209544 Credit in times of crisis: Understanding the protective health effects of microfinance during the Indonesian Financial Crisis

Tuesday, November 10, 2009: 1:05 PM

Chethan Bachireddy, BA , Harvard University, Lufkin, TX
Background: Microfinance has been shown to play a vital role in household consumption behavior, which in turn can have a profound effect on health. This paper seeks to examine this relationship in the context of the Indonesian Financial Crisis (c 1997-1999).

Methods: Indonesian Family Life Survey (IFLS) data from 1997 and 2000 are used to capture periods before and after the financial crisis. Instrumental variable least squares (IVLS) regression is utilized to determine causality. The instrumental variable is distance from household to microfinance institution. The change in ln(PCE) between years is used as the dependent variable and represents household consumption smoothing (a negative coefficient implies increased consumption smoothing).

Results: From 1997 to 2000, total per capita expenditure (PCE) decreased 18%, medical PCE decreased 4.24%, food PCE decreased .79%, and education PCE decreased 11.55%. Households which participated in microfinance smoothed overall PCE by -3.533 (p<.05), food PCE by -1.98 (p<.10), and education PCE by -4.47 (p<.01). Microfinance participation smoothed medical PCE by -2.28, but the relation was statistically insignificant (p=.53).

Conclusions: We learn that microfinance was able to assist households in smoothing education and food expenditures. Given the importance of food and education to health, microfinance can act as a crucial safety net during times of crisis, preventing adverse health and social outcomes.

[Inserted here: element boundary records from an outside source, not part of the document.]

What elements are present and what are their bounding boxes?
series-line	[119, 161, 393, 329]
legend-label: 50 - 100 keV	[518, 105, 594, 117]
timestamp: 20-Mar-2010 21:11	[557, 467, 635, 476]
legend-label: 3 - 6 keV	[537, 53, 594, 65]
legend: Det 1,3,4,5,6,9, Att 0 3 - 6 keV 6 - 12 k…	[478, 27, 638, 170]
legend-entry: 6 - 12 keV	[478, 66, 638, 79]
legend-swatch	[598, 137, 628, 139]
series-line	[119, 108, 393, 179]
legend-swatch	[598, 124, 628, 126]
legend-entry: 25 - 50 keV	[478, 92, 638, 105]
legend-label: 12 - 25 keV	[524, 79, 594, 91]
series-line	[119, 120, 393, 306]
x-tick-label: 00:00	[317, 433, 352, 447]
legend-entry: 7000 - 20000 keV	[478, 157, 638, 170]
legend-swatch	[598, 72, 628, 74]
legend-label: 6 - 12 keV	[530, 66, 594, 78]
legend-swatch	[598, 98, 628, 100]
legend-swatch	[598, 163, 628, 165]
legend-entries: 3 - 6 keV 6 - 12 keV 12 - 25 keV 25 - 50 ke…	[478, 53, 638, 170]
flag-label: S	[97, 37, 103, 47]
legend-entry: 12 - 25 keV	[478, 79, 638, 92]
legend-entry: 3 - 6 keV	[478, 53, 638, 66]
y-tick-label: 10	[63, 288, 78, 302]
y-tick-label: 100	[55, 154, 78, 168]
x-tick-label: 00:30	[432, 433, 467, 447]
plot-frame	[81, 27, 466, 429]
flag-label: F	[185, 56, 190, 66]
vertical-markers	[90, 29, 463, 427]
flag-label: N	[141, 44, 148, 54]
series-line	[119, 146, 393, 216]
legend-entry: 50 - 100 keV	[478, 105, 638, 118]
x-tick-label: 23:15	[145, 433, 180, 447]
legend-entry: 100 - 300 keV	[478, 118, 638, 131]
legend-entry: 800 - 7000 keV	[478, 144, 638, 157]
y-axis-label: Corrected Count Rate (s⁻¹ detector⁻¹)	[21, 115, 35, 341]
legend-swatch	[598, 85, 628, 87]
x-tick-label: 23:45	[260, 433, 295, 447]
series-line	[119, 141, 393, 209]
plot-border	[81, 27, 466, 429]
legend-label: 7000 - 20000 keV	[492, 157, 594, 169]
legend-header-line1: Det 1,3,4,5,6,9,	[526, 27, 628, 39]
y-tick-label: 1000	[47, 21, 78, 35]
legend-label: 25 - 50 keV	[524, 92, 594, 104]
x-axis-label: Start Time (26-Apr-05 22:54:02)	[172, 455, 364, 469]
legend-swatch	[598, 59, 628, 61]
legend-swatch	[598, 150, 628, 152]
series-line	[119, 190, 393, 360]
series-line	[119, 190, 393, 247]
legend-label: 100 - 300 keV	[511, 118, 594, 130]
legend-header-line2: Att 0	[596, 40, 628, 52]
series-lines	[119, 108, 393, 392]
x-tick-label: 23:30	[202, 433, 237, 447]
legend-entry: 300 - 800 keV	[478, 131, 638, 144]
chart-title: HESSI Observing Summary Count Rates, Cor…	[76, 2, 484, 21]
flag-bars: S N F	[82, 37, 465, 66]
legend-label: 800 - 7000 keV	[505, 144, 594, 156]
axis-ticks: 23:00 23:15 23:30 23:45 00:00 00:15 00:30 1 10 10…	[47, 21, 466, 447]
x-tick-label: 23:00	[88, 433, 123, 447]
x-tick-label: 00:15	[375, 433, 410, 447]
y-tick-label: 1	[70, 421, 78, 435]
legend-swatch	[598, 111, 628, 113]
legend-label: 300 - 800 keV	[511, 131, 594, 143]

The lack of a significant effect of microfinance on medical consumption smoothing may suggest that in times of crisis, households are willing to defer medical costs in favor of more immediate needs such as food and education.

Learning Objectives:
1. Discuss the impact of microfinance on health during the Indonesian Financial Crisis. 2. Analyze household consumption behavior as it relates to health during the Indonesian Financial Crisis.

Presenting author's disclosure statement:

Qualified on the content I am responsible for because: I conducted my senior thesis research on this topic and was an economics major/health policy minor in college.
Any relevant financial relationships? No

I agree to comply with the American Public Health Association Conflict of Interest and Commercial Support Guidelines, and to disclose to the participants any off-label or experimental uses of a commercial product or service discussed in my presentation.